What is sales tax rate in India?

The sales tax rate in India is 18 percent. 

Is sales tax the same as VAT?

No, sales tax is only levied on the final customer whereas VAT is collected on each and every transaction. 

What is the formula to calculate sales tax?

The formula is Total Sale Tax = Sales Tax rate x Cost of item.

What are the different types of forms issued by Sales Tax authorities?

Sales Tax authorities issue the following forms: Form C, Form D, Form E2, Form E1, Form H, Form F and Form I.

When was sales tax introduced in India?

The sales tax was introduced in India with the enactment of the Central Sales Tax Act in 1956.

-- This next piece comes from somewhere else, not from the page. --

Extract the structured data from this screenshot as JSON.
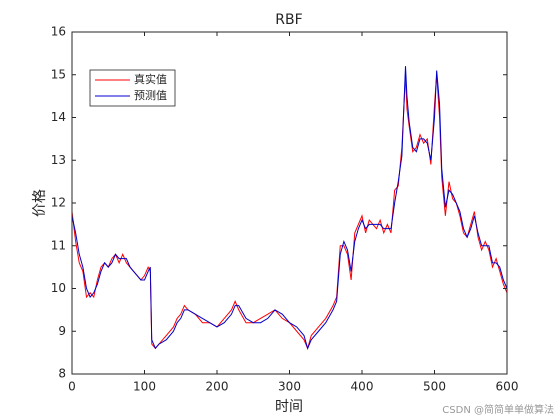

Which Act governs the Sales Tax?

The Sales Tax is governed by the Central Sales Tax Act of 1956. It consists of rules for the purchase and sale of goods and the tax laws. It also consists of the sales tax which is levied by the Central government. The CST is paid according to the tax laws in the State.

What is the meaning of inter-state sales?

Inter-state sales result in the release of the main documents of the transfer of goods which are shifted from one state to another for sale.

Why do customers pay sales tax?

A point of purchase, sales tax is levied on the consumers who purchase the goods and services which are under the jurisdiction of the taxing authority.

What are things to be kept in mind while calculating the sales tax?

The things to be kept in mind are: the sales tax varies from state to state. Hence, your sales tax will be calculated on the basis of the city and state that you reside in. Sales tax is always calculated in the form of percentage and it will be calculated after combining all the items (if there is more than one). 

Which country has the highest sales tax?

Bhutan has the highest rate of sales tax which extends up to 50%.